University of Sfax
- Type: Public
- Established: 1986
- Affiliations: UNIMED
- Rector: Abdelwaheed Mokni
- Faculty: 8
- Administrative staff: 2,495
- Students: 48,514
- Location: Sfax, Tunisia 34°44′13.5″N 10°44′36.8″E﻿ / ﻿34.737083°N 10.743556°E
- Website: www.uss.rnu.tn/

= University of Sfax =

Public university in Sfax, Tunisia

The University of Sfax (Arabic: جامعة صفاقس French: Université de Sfax) is a university located in Sfax, Tunisia. It was founded in 1986 under the name University of the South with the purpose of covering all academic institutions in Southern Tunisia. It is divided into three universities, including the current University of Sfax, with the creation of the University of Gabes in 2003 and the University of Gafsa in 2004.

== Organization ==

The University of Sfax had 43,473 students in 2008–2009. The students were distributed among 21 higher education institutions, five research faculties, three colleges, twelve institutes, and a research center. They are the:
- Faculty of Medicine of Sfax
- Faculty of Economics and Management
- Faculty of Law
- Faculty of Arts and Humanities
- Faculty of Science
- National Engineering School
- Graduate School of Business
- Graduate School of Science and Technology in Health
- Higher Institute of Arts and Crafts
- Institute of Music
- Higher Institute of Computer Science and Multimedia
- Higher Institute of Business Administration
- Higher Institute of Sport and Physical Education
- Preparatory Institute for Engineering Studies
- Institute of High Business Studies
- Higher Institute of Industrial Management
- Higher Institute of Electronics and Communication
- Higher Institute of Biotechnology
- Higher Institute of Technological Studies
- Institute of the Olive Tree
- Biotechnology Center

The University of Sfax maintains partnerships with large corporations and academic cooperation in research and exchange programs with foreign universities in several countries like France, Canada, Belgium, Morocco, etc.

==Overview==
The Faculty of Medicine of Sfax (كلية الطب بصفاقس) or FMS, is a Tunisian university establishment created according to the law N°74-83 of December 11, 1974.
==Flat Earth controversy==
In April 2017, it was revealed that an anonymous PhD student at the university had submitted a thesis defending a flat Earth, and that it had passed the initial review stage, although its thesis defense was unsuccessful. It also defended geocentrism and young-Earth creationism, and denied Newtonian mechanics and the Big Bang, largely based upon a literal and widely rejected interpretation of the Quran.
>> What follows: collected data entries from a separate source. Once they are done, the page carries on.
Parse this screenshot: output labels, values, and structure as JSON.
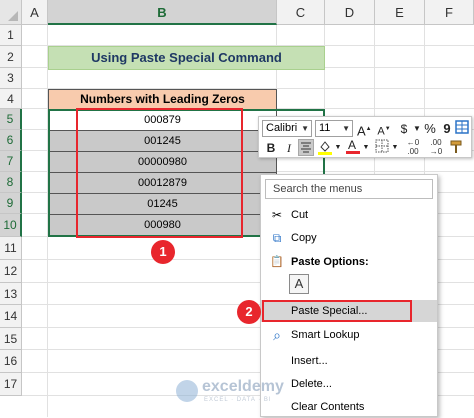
{
  "columns": [
    "A",
    "B",
    "C",
    "D",
    "E",
    "F"
  ],
  "rows": [
    "1",
    "2",
    "3",
    "4",
    "5",
    "6",
    "7",
    "8",
    "9",
    "10",
    "11",
    "12",
    "13",
    "14",
    "15",
    "16",
    "17"
  ],
  "title_cell": "Using Paste Special Command",
  "table": {
    "header": "Numbers with Leading Zeros",
    "values": [
      "000879",
      "001245",
      "00000980",
      "00012879",
      "01245",
      "000980"
    ]
  },
  "mini_toolbar": {
    "font_name": "Calibri",
    "font_size": "11",
    "buttons": {
      "grow_font": "A",
      "shrink_font": "A",
      "currency": "$",
      "percent": "%",
      "comma": "9",
      "bold": "B",
      "italic": "I"
    }
  },
  "context_menu": {
    "search_placeholder": "Search the menus",
    "items": [
      {
        "label": "Cut",
        "icon": "scissors-icon",
        "glyph": "✂"
      },
      {
        "label": "Copy",
        "icon": "copy-icon",
        "glyph": "⧉"
      },
      {
        "label": "Paste Options:",
        "icon": "clipboard-icon",
        "glyph": "📋"
      },
      {
        "label": "Paste Special...",
        "icon": "",
        "glyph": ""
      },
      {
        "label": "Smart Lookup",
        "icon": "search-icon",
        "glyph": "⌕"
      },
      {
        "label": "Insert...",
        "icon": "",
        "glyph": ""
      },
      {
        "label": "Delete...",
        "icon": "",
        "glyph": ""
      },
      {
        "label": "Clear Contents",
        "icon": "",
        "glyph": ""
      }
    ],
    "paste_option_glyph": "A"
  },
  "annotations": {
    "badge1": "1",
    "badge2": "2"
  },
  "watermark": {
    "name": "exceldemy",
    "tagline": "EXCEL · DATA · BI"
  },
  "colors": {
    "selection_green": "#217346",
    "annotation_red": "#e8262d",
    "title_fill": "#c5e0b4",
    "header_fill": "#f8cbad",
    "data_fill": "#c9c9c9"
  }
}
The incident sparked discussion on the academic standards in Tunisia and the Arab World. Faouzia Charfi, a professor at the nearby University of Tunis, asked, "How can we accept that the University is not the space of knowledge, of scientific rigor, but that of the negation of science? That where science is refused because it is not in conformity with Islam?" The Quran does not actually support flat-Earth, geocentrism and young Earth beliefs. Such interpretations have been widely rejected and rebutted by most Islamic scholars throughout history and such views are extremely rare among Muslims.

Belgian astronomer Yaël Nazé also wrote an article on the subject. She commented that even though the thesis was first publicly announced on April 1, "it was not an April Fool’s joke."